The feud eventually led the city to shut off Mason's electricity. To power themselves—and their Burning Man art projects—he and his crew experimented with "gasification." This process creates essentially carbon neutral energy via "burning" carbon-based refuse (like coffee grounds, corn husks, or nut shells) in a low oxygen environment to produce gases burnable in an engine.

As Mason's interest in gasification techniques grew, the art project morphed into a business called All Power Labs which is still running out of that same Berkeley property.
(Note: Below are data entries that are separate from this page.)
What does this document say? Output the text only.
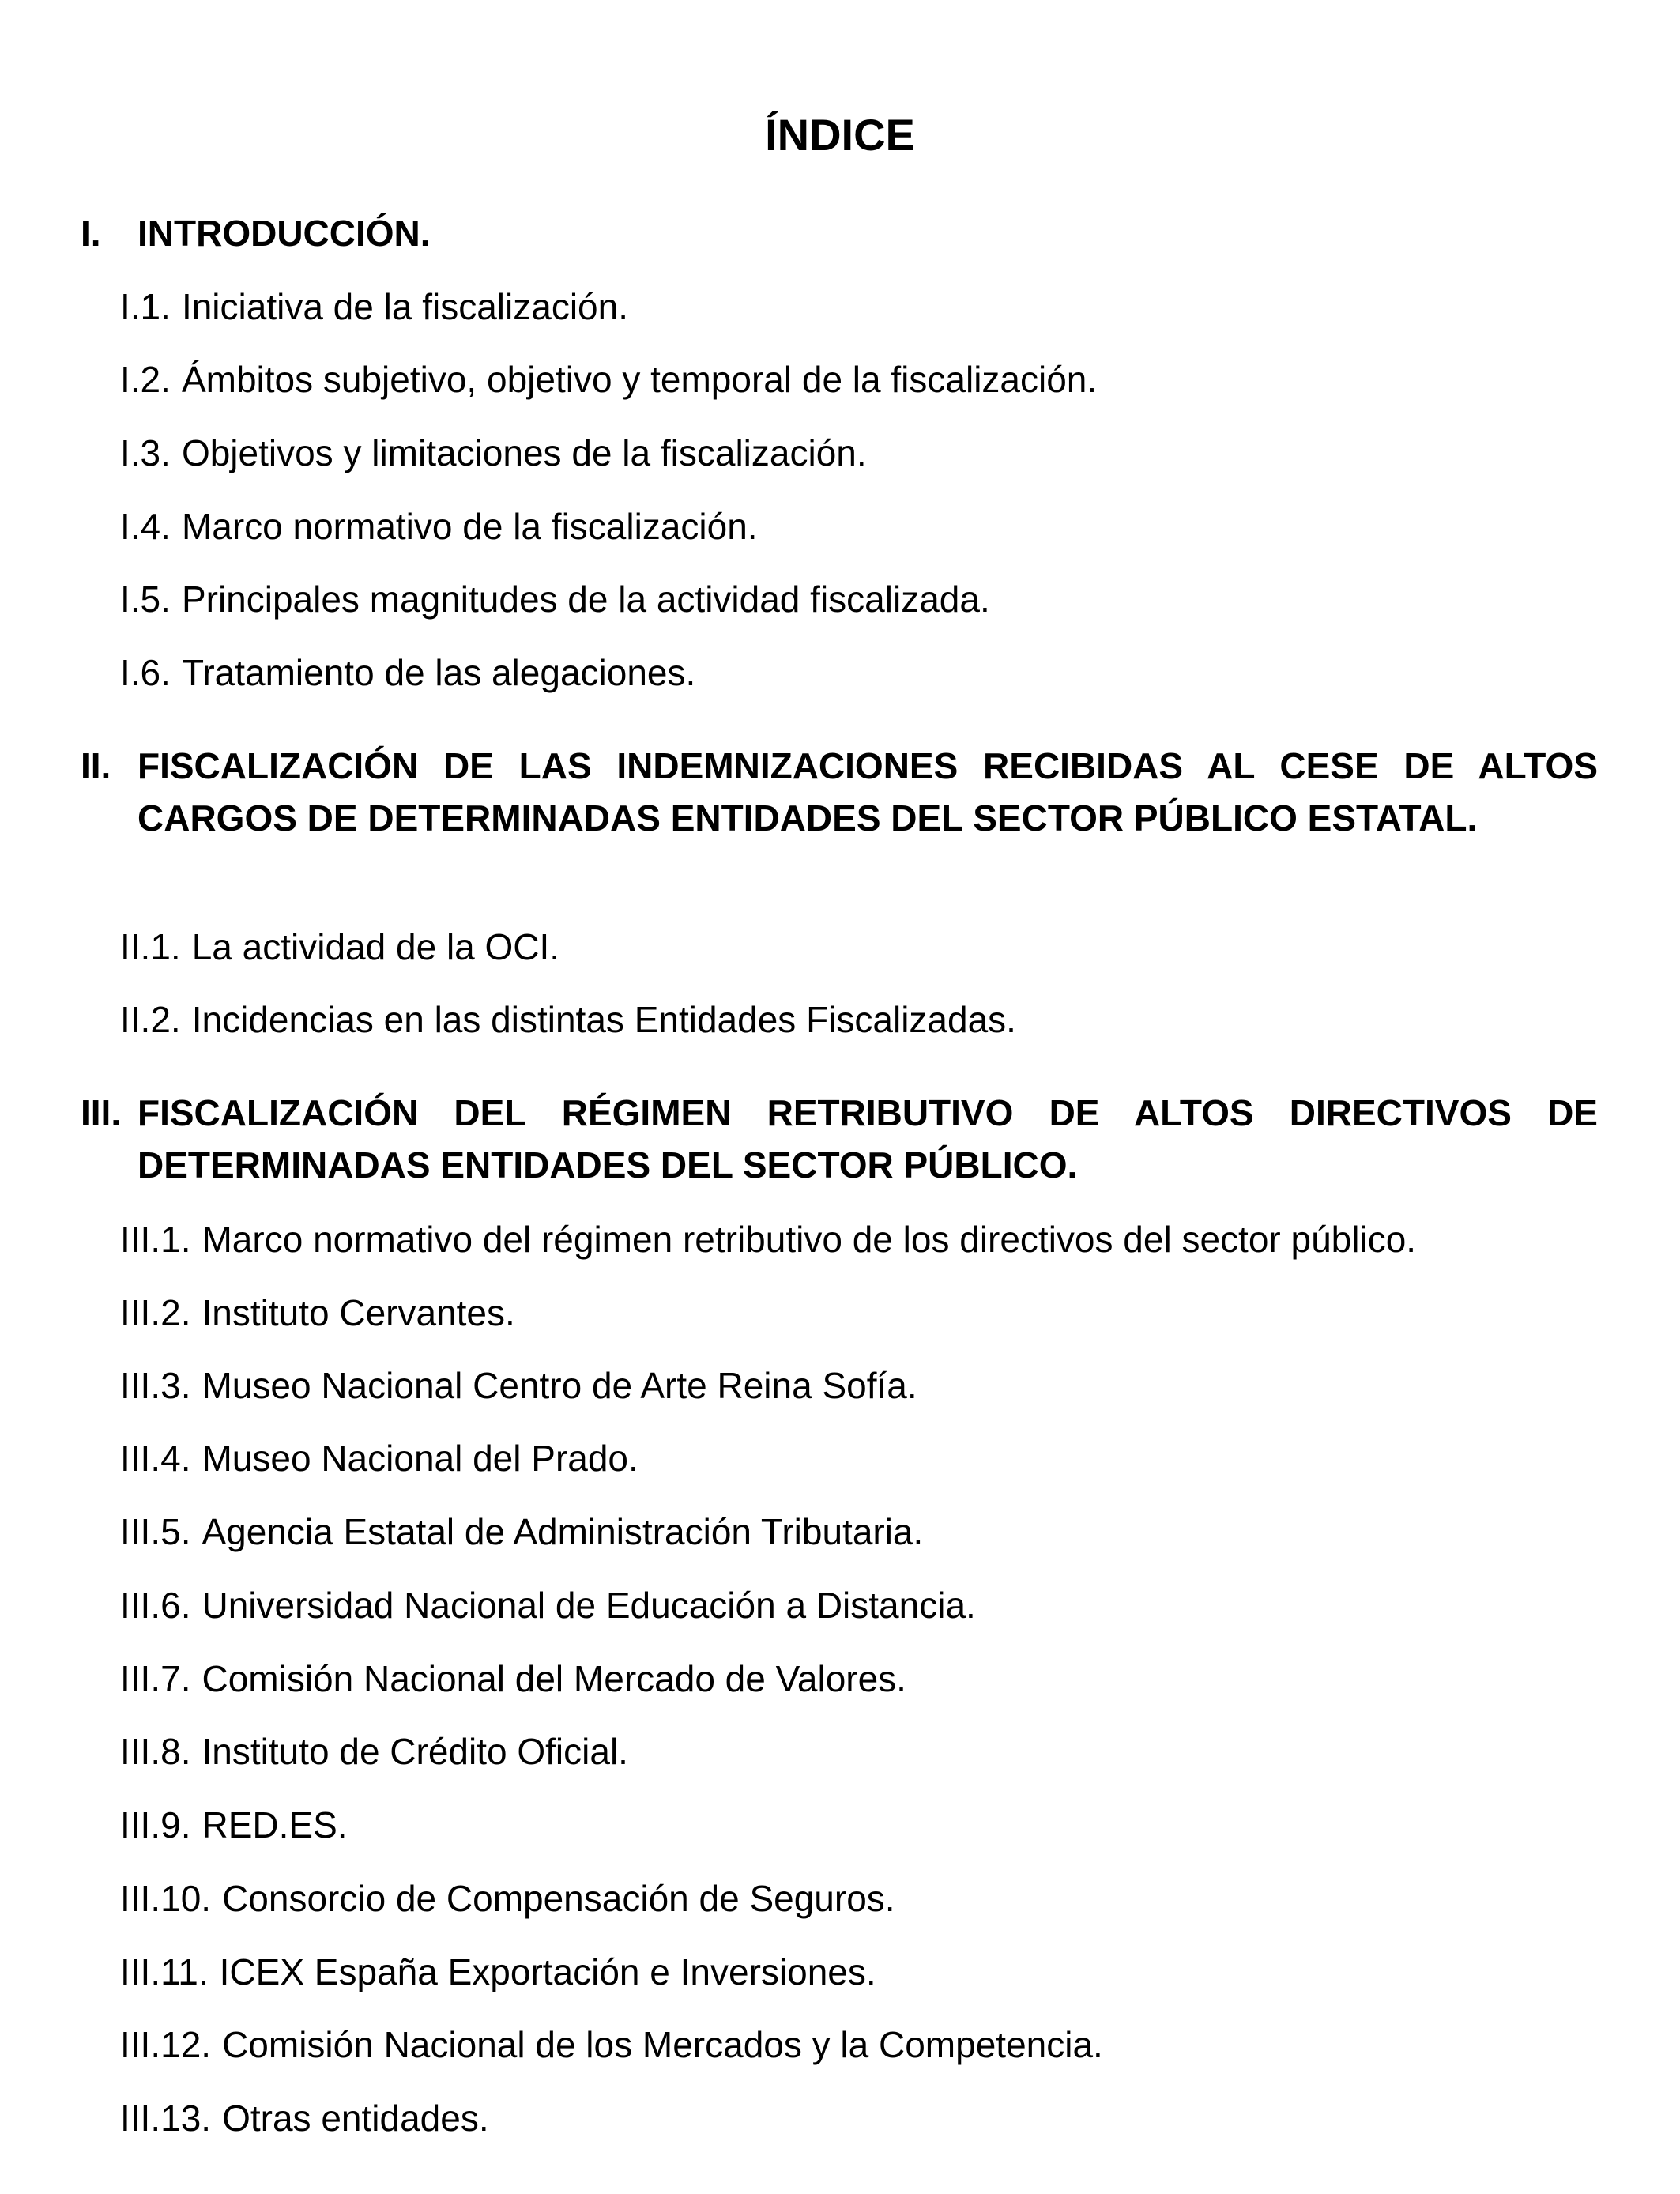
ÍNDICE
I. INTRODUCCIÓN.
I.1. Iniciativa de la fiscalización.
I.2. Ámbitos subjetivo, objetivo y temporal de la fiscalización.
I.3. Objetivos y limitaciones de la fiscalización.
I.4. Marco normativo de la fiscalización.
I.5. Principales magnitudes de la actividad fiscalizada.
I.6. Tratamiento de las alegaciones.
II. FISCALIZACIÓN DE LAS INDEMNIZACIONES RECIBIDAS AL CESE DE ALTOS CARGOS DE DETERMINADAS ENTIDADES DEL SECTOR PÚBLICO ESTATAL.
II.1. La actividad de la OCI.
II.2. Incidencias en las distintas Entidades Fiscalizadas.
III. FISCALIZACIÓN DEL RÉGIMEN RETRIBUTIVO DE ALTOS DIRECTIVOS DE DETERMINADAS ENTIDADES DEL SECTOR PÚBLICO.
III.1. Marco normativo del régimen retributivo de los directivos del sector público.
III.2. Instituto Cervantes.
III.3. Museo Nacional Centro de Arte Reina Sofía.
III.4. Museo Nacional del Prado.
III.5. Agencia Estatal de Administración Tributaria.
III.6. Universidad Nacional de Educación a Distancia.
III.7. Comisión Nacional del Mercado de Valores.
III.8. Instituto de Crédito Oficial.
III.9. RED.ES.
III.10. Consorcio de Compensación de Seguros.
III.11. ICEX España Exportación e Inversiones.
III.12. Comisión Nacional de los Mercados y la Competencia.
III.13. Otras entidades.
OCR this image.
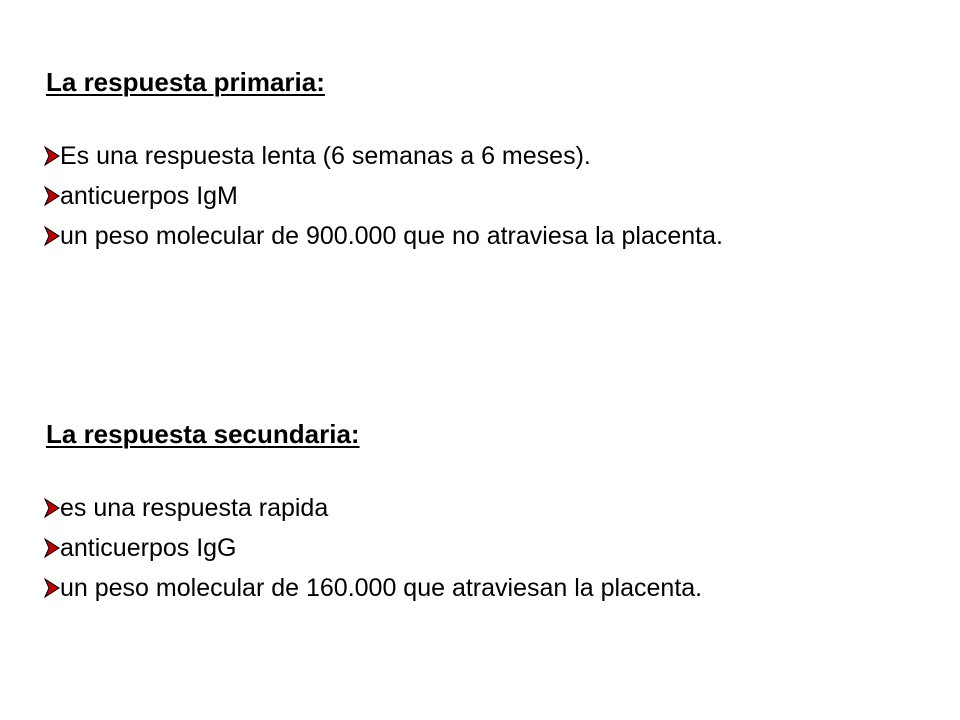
La respuesta primaria:
Es una respuesta lenta (6 semanas a 6 meses).
anticuerpos IgM
un peso molecular de 900.000 que no atraviesa la placenta.
La respuesta secundaria:
es una respuesta rapida
anticuerpos IgG
un peso molecular de 160.000 que atraviesan la placenta.
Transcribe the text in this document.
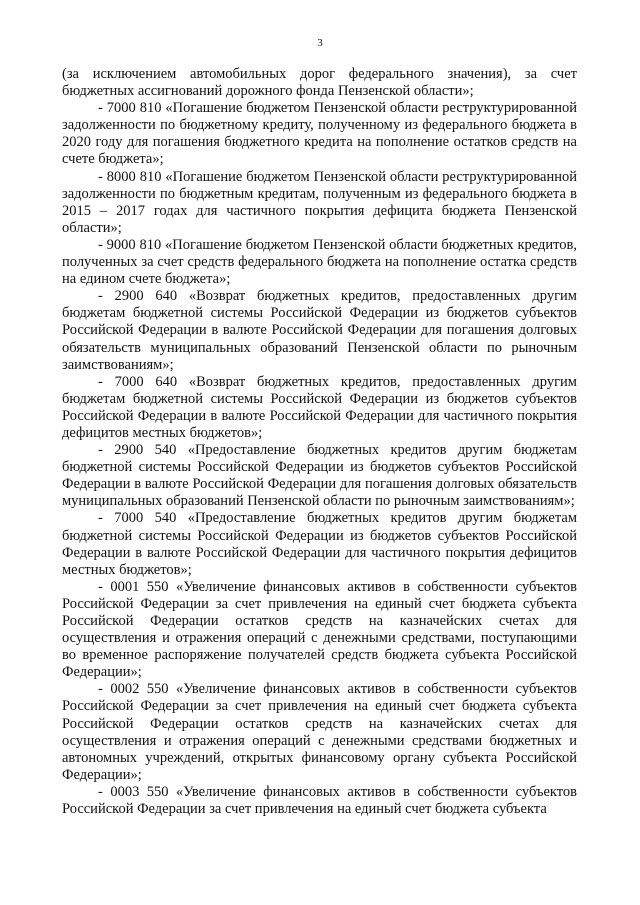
3

(за исключением автомобильных дорог федерального значения), за счет бюджетных ассигнований дорожного фонда Пензенской области»;

- 7000 810 «Погашение бюджетом Пензенской области реструктурированной задолженности по бюджетному кредиту, полученному из федерального бюджета в 2020 году для погашения бюджетного кредита на пополнение остатков средств на счете бюджета»;

- 8000 810 «Погашение бюджетом Пензенской области реструктурированной задолженности по бюджетным кредитам, полученным из федерального бюджета в 2015 – 2017 годах для частичного покрытия дефицита бюджета Пензенской области»;

- 9000 810 «Погашение бюджетом Пензенской области бюджетных кредитов, полученных за счет средств федерального бюджета на пополнение остатка средств на едином счете бюджета»;

- 2900 640 «Возврат бюджетных кредитов, предоставленных другим бюджетам бюджетной системы Российской Федерации из бюджетов субъектов Российской Федерации в валюте Российской Федерации для погашения долговых обязательств муниципальных образований Пензенской области по рыночным заимствованиям»;

- 7000 640 «Возврат бюджетных кредитов, предоставленных другим бюджетам бюджетной системы Российской Федерации из бюджетов субъектов Российской Федерации в валюте Российской Федерации для частичного покрытия дефицитов местных бюджетов»;

- 2900 540 «Предоставление бюджетных кредитов другим бюджетам бюджетной системы Российской Федерации из бюджетов субъектов Российской Федерации в валюте Российской Федерации для погашения долговых обязательств муниципальных образований Пензенской области по рыночным заимствованиям»;

- 7000 540 «Предоставление бюджетных кредитов другим бюджетам бюджетной системы Российской Федерации из бюджетов субъектов Российской Федерации в валюте Российской Федерации для частичного покрытия дефицитов местных бюджетов»;

- 0001 550 «Увеличение финансовых активов в собственности субъектов Российской Федерации за счет привлечения на единый счет бюджета субъекта Российской Федерации остатков средств на казначейских счетах для осуществления и отражения операций с денежными средствами, поступающими во временное распоряжение получателей средств бюджета субъекта Российской Федерации»;

- 0002 550 «Увеличение финансовых активов в собственности субъектов Российской Федерации за счет привлечения на единый счет бюджета субъекта Российской Федерации остатков средств на казначейских счетах для осуществления и отражения операций с денежными средствами бюджетных и автономных учреждений, открытых финансовому органу субъекта Российской Федерации»;

- 0003 550 «Увеличение финансовых активов в собственности субъектов Российской Федерации за счет привлечения на единый счет бюджета субъекта
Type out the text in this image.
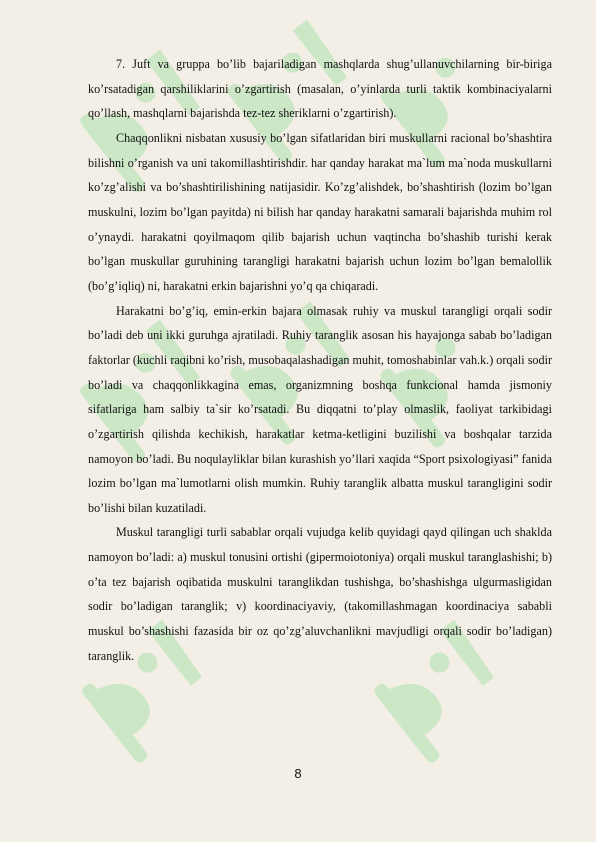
7. Juft va gruppa bo’lib bajariladigan mashqlarda shug’ullanuvchilarning bir-biriga ko’rsatadigan qarshiliklarini o’zgartirish (masalan, o’yinlarda turli taktik kombinaciyalarni qo’llash, mashqlarni bajarishda tez-tez sheriklarni o’zgartirish).

Chaqqonlikni nisbatan xususiy bo’lgan sifatlaridan biri muskullarni racional bo’shashtira bilishni o’rganish va uni takomillashtirishdir. har qanday harakat ma`lum ma`noda muskullarni ko’zg’alishi va bo’shashtirilishining natijasidir. Ko’zg’alishdek, bo’shashtirish (lozim bo’lgan muskulni, lozim bo’lgan payitda) ni bilish har qanday harakatni samarali bajarishda muhim rol o’ynaydi. harakatni qoyilmaqom qilib bajarish uchun vaqtincha bo’shashib turishi kerak bo’lgan muskullar guruhining tarangligi harakatni bajarish uchun lozim bo’lgan bemalollik (bo’g’iqliq) ni, harakatni erkin bajarishni yo’q qa chiqaradi.

Harakatni bo’g’iq, emin-erkin bajara olmasak ruhiy va muskul tarangligi orqali sodir bo’ladi deb uni ikki guruhga ajratiladi. Ruhiy taranglik asosan his hayajonga sabab bo’ladigan faktorlar (kuchli raqibni ko’rish, musobaqalashadigan muhit, tomoshabinlar vah.k.) orqali sodir bo’ladi va chaqqonlikkagina emas, organizmning boshqa funkcional hamda jismoniy sifatlariga ham salbiy ta`sir ko’rsatadi. Bu diqqatni to’play olmaslik, faoliyat tarkibidagi o’zgartirish qilishda kechikish, harakatlar ketma-ketligini buzilishi va boshqalar tarzida namoyon bo’ladi. Bu noqulayliklar bilan kurashish yo’llari xaqida “Sport psixologiyasi” fanida lozim bo’lgan ma`lumotlarni olish mumkin. Ruhiy taranglik albatta muskul tarangligini sodir bo’lishi bilan kuzatiladi.

Muskul tarangligi turli sabablar orqali vujudga kelib quyidagi qayd qilingan uch shaklda namoyon bo’ladi: a) muskul tonusini ortishi (gipermoiotoniya) orqali muskul taranglashishi; b) o’ta tez bajarish oqibatida muskulni taranglikdan tushishga, bo’shashishga ulgurmasligidan sodir bo’ladigan taranglik; v) koordinaciyaviy, (takomillashmagan koordinaciya sababli muskul bo’shashishi fazasida bir oz qo’zg’aluvchanlikni mavjudligi orqali sodir bo’ladigan) taranglik.

8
It is now a 40-employee, patent-holding company pulling in about $5 million a year selling gasifier products such as "Power Pallets" and "Power Cubes" to anyone with access to burnable biomass waste, including in Liberia, Haiti, and the Philippines.

The company has been glowingly profiled in tech mags like Fast Company and Gigaom, and Berkeley has seemed to recognize the value All Power Labs brings to its vaunted "Green Corridor." The city apparently prefers working with an ecologically conscious power business to dealing with some arty weirdos.

Mason says his product is demanded not just by rural villages seeking to light their huts, but by industries in countries with unreliable power grids wanting a cheaper solution than diesel generators (or solar). "At that $1.50 per watt price point, a customer that buys a Power Pallet to replace a generator and diesel fuel can recover their costs in 15 months," Gigaom reported.

"Merely trying to manifest a simple DIY idea isn't enough," Mason has learned. "To be meaningful and engage the world, it has to be more than just 'let's make this, it kind of works, take it to Maker Faire, fun!' thing," he says. It's rather a "manufacturing process of incredibly disciplined management, sales, control, regularity, expressing," he jokes, "all the proper Republican values."